Sleepy Old Mt. Royal Station

About a quarter to five on the afternoon of April 28, 1958, there was a sudden bustle of activity in Mt. Royal Station, down in the grassy hollow where Mt. Royal Avenue meets Cathedral Street. The activity was predictable; the famous B&O Royal Blue train to New York was taking on passengers, responding to the conductor's "All abo-o-o-o-ord!" And on this day because this trip was the last one the B&O Royal Blue would ever make to New York (service would be discontinued after this run) the usual crowd had bee swelled by railroad buffs and souvenir hunters.

But it was the Royal Blue's arrival and departure everyday for 62 years that accounted for whatever little railroading that went on in Mt Royal Railroad Station. "Standing around doing nothing all day," a porter who worked there was heard to say, "gets on my nerves."

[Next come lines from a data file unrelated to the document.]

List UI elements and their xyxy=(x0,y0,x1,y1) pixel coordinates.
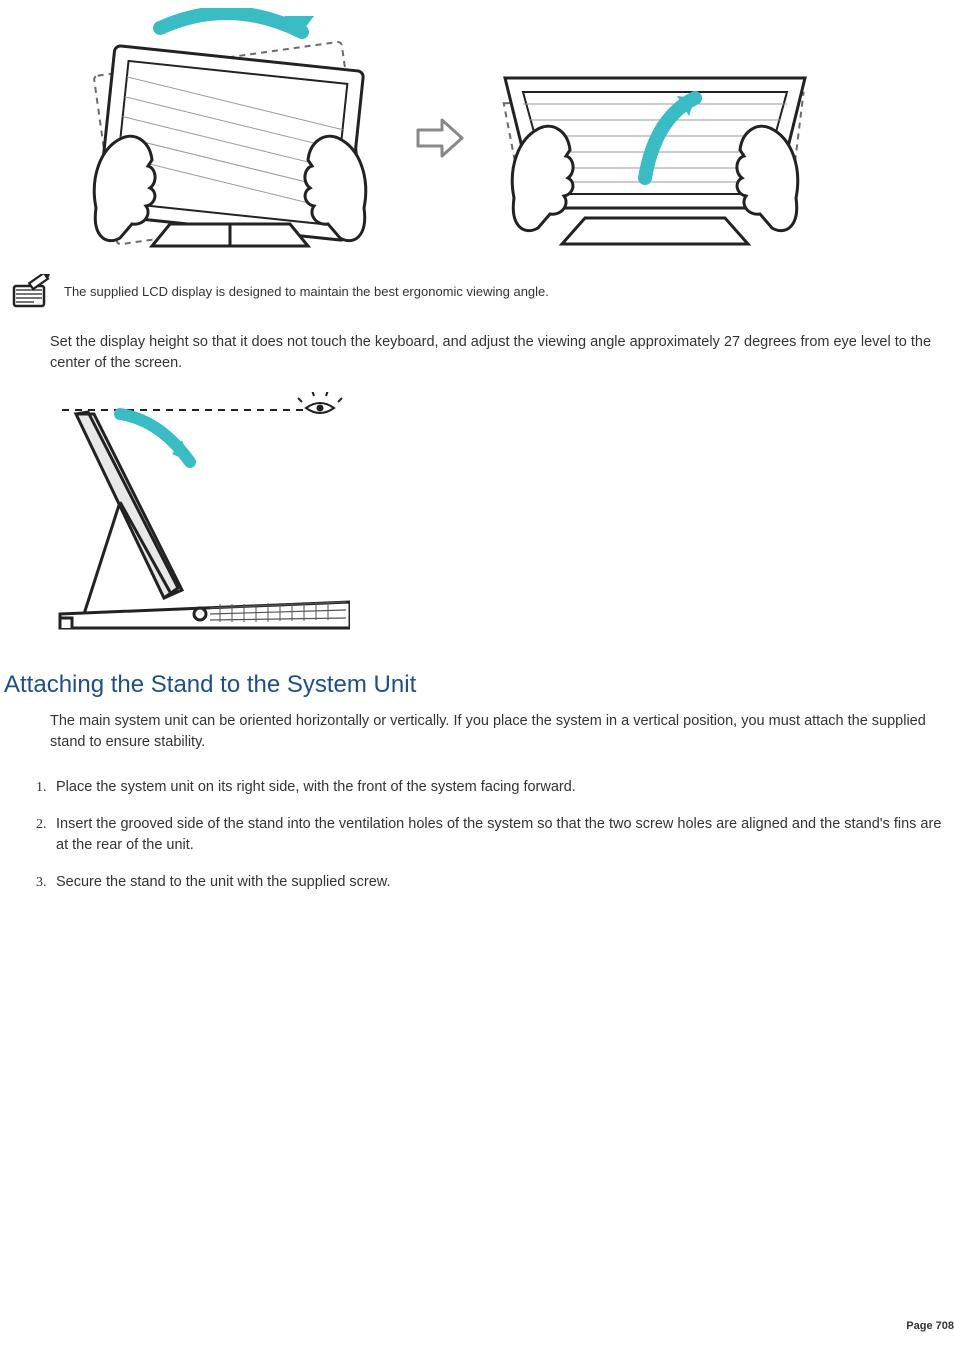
figure-tilt-display xyxy=(490,8,820,268)
note-text: The supplied LCD display is designed to … xyxy=(64,283,549,301)
figure-side-view xyxy=(0,392,954,657)
figure-rotate-display xyxy=(70,8,390,268)
steps-list: Place the system unit on its right side,… xyxy=(28,771,954,903)
figure-row-top xyxy=(0,8,954,268)
arrow-next-icon xyxy=(410,112,470,164)
step-item: Secure the stand to the unit with the su… xyxy=(50,866,946,903)
page-number: Page 708 xyxy=(906,1320,954,1332)
heading-attaching-stand: Attaching the Stand to the System Unit xyxy=(4,671,954,699)
step-item: Place the system unit on its right side,… xyxy=(50,771,946,808)
note-row: The supplied LCD display is designed to … xyxy=(0,268,954,316)
step-item: Insert the grooved side of the stand int… xyxy=(50,808,946,866)
paragraph-attaching-intro: The main system unit can be oriented hor… xyxy=(0,711,954,771)
paragraph-ergonomics: Set the display height so that it does n… xyxy=(0,316,954,392)
note-icon xyxy=(8,274,54,310)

From the moment the station opened in 1896 with its Romanesque design and red tile roof right out of Hansel and Gretle, it was out of date, thought to be "old-fashioned." and the place moved sleepily though the years in that mood. The ambiance in the waiting room was of a mountain lodge after dinner, and positively soporific. Fires burned at fireplaces at either end of the station. A gramophone played soothing music. Art exhibits periodically turned the place into an art gallery. Four rocking chairs made the whole place look like somebody's front porch. (Once, in 1943, the chairs suddenly disappeared. Citizen outcry was so vociferous that management felt compelled to explain publicly that the chairs were only being repaired and would be returned soon. They were.)

Outside the slopes became a natural amphitheater and crowds would gather in it for carnival-like celebrations. They cheered Cardinal Gibbons, Herbert Hoover, Woodrow Wilson, the Queen of Romania. But by 1961, passenger trains stopped coming through Mt. Royal. The pace of the place went from slow to stop. The art came down, the rocking chairs disappeared, the amphitheater grew silent, the fires died out.

Today, the Maryland Institute of Art flourishes inside and, outside, too. All that remains of railroading at Mt Royal and of the glory days of the Royal blue to New York is, for those who cherish the memory of it, and who would strain to hear it still, the sound of the conductor's "All Abo-o-o-o-ard" shouted out in the late afternoons of old Mt. Royal Station, circa, 1950.